In the fall of 2014, Tanner and Davenport took advantage of Valeant’s dependence on Philidor to help orchestrate Valeant’s agreement to purchase an option to acquire Philidor (the “Option Agreement”) at a cost to Valeant shareholders of almost $300 million, including $100 million in up-front payments, a $33 million time-based milestone payment, and potential future multimillion-dollar sales-based milestone payments.

Even while Tanner was repeatedly certifying that he was in full compliance with Valeant’s Standards of Business Conduct, which prohibited any conflicts of interest without full disclosure and approval by company management, Tanner and Davenport were making preparations for Tanner to receive multimillion-dollar kickbacks out of the sums paid by Valeant for the Philidor option. Among other things, Tanner and Davenport set up shell companies and shell company bank accounts to be used to launder and distribute the kickbacks. While these preparations were under way, Tanner served as an advisor to his employer Valeant in its negotiations with Davenport over the Option Agreement, even while he secretly advised Davenport on his negotiations with Valeant using a hidden Philidor email account that Tanner maintained in the name of “Brian Wilson.”

When the Option Agreement was signed in December 2010, Valeant sent $100 million to the bank accounts of the beneficial owners of Philidor, including Davenport; that sum was followed soon thereafter by the $33 million time-based milestone payment. Over $40 million of those sums was sent to entities that Davenport controlled, including an entity called “End Game LP.” Davenport kicked back close to $10 million of that sum to Tanner. Those sums were laundered through shell company bank accounts, including a company Tanner had created in the name of Befrielse Consolidated, LLC. Tanner used the kickback funds to purchase a new home, to pay for personal expenses, retire debts, and make investments, among other things. Davenport used his share of the proceeds to purchase tens of millions of dollars in securities and to purchase luxury goods and items, including the installation of a $50,000 custom wine cellar.

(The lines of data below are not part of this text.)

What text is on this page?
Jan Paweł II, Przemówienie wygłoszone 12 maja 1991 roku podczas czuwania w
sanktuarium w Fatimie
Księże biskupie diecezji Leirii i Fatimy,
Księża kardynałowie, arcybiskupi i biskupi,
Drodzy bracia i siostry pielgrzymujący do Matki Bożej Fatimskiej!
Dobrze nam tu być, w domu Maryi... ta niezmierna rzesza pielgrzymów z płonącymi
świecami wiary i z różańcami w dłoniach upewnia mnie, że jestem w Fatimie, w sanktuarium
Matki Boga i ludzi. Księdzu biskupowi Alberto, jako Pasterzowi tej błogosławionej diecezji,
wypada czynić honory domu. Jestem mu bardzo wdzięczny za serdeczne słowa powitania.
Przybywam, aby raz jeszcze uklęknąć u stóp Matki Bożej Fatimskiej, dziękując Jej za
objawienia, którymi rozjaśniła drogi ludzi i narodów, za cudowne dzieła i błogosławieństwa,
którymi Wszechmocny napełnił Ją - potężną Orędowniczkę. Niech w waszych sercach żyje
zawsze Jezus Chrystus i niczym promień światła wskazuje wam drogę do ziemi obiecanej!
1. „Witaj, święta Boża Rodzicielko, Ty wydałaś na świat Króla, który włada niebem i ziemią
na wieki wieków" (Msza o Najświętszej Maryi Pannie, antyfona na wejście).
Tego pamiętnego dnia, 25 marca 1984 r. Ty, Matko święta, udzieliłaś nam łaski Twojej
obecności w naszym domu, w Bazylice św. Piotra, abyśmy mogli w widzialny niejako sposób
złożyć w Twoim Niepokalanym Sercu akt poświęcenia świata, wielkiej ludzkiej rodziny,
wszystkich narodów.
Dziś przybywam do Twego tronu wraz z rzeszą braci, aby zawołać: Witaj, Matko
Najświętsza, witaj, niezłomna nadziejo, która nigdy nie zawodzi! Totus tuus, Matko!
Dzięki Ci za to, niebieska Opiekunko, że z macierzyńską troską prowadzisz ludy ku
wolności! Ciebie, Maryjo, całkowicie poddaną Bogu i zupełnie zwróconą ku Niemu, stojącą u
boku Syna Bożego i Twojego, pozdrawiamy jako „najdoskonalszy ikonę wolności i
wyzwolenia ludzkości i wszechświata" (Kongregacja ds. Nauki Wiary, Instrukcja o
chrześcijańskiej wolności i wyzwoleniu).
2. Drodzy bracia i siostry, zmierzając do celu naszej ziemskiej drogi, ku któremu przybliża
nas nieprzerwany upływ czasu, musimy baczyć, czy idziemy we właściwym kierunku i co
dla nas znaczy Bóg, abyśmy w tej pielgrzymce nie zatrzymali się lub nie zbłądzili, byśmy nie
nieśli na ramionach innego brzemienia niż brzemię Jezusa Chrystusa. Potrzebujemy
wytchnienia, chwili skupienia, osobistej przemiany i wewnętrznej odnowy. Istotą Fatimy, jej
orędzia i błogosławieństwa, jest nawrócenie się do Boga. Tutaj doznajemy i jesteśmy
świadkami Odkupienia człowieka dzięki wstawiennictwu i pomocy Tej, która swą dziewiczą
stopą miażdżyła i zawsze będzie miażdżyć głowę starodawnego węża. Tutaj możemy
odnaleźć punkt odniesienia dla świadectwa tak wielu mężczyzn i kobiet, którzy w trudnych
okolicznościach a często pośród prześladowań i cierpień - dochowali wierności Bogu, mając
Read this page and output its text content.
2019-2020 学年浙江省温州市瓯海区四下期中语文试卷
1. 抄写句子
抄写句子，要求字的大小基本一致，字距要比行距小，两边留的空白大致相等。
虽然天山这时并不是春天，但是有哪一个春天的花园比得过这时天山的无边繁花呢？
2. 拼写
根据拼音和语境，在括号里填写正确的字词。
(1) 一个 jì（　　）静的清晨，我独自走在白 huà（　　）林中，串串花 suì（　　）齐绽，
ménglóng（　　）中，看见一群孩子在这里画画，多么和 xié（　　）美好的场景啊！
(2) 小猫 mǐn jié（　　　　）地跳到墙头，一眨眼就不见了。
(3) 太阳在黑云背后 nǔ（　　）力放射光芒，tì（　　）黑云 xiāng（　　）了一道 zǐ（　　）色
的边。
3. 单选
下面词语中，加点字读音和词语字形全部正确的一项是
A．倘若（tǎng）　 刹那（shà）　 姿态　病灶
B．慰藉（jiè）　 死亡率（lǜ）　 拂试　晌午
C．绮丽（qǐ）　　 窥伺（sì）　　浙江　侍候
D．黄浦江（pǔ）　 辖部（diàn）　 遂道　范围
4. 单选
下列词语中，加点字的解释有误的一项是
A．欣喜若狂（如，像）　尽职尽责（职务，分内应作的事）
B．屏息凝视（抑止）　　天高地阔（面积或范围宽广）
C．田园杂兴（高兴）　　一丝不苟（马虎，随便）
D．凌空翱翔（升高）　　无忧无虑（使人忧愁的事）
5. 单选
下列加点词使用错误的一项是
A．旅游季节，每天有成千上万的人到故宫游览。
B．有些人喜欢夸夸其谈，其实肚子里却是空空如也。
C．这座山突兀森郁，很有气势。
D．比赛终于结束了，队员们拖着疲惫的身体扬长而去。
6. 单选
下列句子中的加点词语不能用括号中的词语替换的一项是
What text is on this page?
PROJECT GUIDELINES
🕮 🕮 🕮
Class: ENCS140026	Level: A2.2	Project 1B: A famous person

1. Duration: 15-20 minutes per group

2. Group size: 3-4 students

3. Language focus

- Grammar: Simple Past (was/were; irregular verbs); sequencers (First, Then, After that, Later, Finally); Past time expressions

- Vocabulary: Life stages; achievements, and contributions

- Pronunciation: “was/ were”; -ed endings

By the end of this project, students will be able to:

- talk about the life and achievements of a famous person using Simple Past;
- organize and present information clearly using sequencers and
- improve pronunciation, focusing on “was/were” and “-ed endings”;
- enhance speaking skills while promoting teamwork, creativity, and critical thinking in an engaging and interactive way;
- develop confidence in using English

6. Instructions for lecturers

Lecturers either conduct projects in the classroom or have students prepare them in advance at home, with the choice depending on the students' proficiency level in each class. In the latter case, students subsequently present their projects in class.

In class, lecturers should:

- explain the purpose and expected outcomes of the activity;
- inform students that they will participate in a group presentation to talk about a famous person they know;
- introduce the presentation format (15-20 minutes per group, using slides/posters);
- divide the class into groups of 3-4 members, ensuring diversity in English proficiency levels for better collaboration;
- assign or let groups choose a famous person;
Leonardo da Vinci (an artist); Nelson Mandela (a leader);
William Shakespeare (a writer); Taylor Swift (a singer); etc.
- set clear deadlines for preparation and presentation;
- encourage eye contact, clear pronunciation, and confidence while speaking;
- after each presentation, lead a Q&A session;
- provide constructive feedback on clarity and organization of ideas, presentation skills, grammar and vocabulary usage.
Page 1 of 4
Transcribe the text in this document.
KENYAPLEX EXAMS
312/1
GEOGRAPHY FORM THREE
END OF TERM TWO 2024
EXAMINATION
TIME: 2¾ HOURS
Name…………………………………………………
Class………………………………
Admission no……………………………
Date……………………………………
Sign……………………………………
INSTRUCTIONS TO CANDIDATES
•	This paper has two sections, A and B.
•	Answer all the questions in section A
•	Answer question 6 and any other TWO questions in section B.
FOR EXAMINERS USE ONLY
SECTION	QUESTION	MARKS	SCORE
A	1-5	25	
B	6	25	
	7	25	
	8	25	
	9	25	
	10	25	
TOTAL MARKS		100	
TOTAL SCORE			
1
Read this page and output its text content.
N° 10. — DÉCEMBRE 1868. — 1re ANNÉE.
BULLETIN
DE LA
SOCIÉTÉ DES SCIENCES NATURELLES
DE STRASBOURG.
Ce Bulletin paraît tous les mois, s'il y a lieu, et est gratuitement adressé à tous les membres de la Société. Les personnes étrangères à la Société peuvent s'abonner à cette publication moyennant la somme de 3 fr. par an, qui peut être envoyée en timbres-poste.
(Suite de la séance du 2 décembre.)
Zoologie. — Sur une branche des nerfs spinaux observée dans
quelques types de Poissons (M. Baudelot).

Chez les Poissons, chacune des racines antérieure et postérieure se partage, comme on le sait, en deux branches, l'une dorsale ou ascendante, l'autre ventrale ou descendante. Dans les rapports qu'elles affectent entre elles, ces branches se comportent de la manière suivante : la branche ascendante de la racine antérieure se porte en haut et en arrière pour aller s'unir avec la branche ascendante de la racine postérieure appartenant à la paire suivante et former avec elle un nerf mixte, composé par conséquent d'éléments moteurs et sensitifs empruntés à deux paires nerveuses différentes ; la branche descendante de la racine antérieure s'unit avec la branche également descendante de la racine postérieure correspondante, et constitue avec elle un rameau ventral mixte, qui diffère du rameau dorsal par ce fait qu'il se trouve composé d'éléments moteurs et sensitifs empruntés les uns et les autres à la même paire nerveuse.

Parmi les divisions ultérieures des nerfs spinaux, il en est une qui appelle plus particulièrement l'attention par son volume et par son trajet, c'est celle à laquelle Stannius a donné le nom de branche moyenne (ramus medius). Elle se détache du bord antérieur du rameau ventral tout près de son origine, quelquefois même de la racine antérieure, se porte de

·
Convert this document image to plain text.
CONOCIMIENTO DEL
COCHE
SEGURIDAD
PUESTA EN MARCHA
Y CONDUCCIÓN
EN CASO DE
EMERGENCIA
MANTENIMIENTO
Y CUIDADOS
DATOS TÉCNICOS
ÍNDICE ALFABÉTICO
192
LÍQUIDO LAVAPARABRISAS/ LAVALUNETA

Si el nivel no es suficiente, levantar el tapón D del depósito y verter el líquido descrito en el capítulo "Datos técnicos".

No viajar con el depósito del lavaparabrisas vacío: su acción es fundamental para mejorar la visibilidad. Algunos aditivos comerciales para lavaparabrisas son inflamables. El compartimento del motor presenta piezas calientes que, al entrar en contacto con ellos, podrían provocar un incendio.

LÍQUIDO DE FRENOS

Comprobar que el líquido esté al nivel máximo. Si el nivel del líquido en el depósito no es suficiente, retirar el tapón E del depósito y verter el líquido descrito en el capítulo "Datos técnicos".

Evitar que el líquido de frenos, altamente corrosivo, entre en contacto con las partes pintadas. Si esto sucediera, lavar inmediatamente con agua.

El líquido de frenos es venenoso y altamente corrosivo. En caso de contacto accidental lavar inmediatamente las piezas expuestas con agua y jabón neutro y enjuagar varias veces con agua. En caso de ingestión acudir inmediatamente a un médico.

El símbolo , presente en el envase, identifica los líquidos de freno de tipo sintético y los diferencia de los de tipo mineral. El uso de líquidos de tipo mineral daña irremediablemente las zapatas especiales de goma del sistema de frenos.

After the Option Agreement was executed, Tanner continued to use his position at Valeant to advance the interests of Philidor and Davenport, including by expanding the number of Valeant products sold through Philidor and resisting Valeant’s efforts to collect cash from Philidor that Valeant was entitled to collect. In communications concerning the scheme, using Tanner’s secret Brian Wilson email account, Davenport discussed with Tanner how Tanner would secretly continue to promote Davenport’s interests, even while he purported to represent Valeant’s interests as the Valeant executive responsible for Philidor. Among other things, Davenport stated that he pictured his and Tanner’s “Butch and Sundance ride into the sunset (or off the cliff as in the flick),” to which Tanner responded, using the secret Brian Wilson account: “[G]ave me a good chuckle when I just saw it. Will have to keep playing the game :).”

Neither the nature of Valeant’s relationship to Philidor, nor Valeant’s increasing dependence on Philidor to achieve its sales and profitability goals, was disclosed to the public by Valeant until investor websites and news organizations revealed suspect aspects of Philidor’s operations and Valeant’s connection to Philidor in or about October 2015. Following and in connection with these revelations, several insurers and other payors terminated their contracts with Philidor, resulting in realization of the payor risk that senior executives at Valeant had sought to avoid by diversifying away from Philidor, and Valeant’s stock price declined dramatically.

Counts one, two, and four against both men each carry a maximum sentence of 20 years in prison, and count three carries a maximum sentence of five years in prison.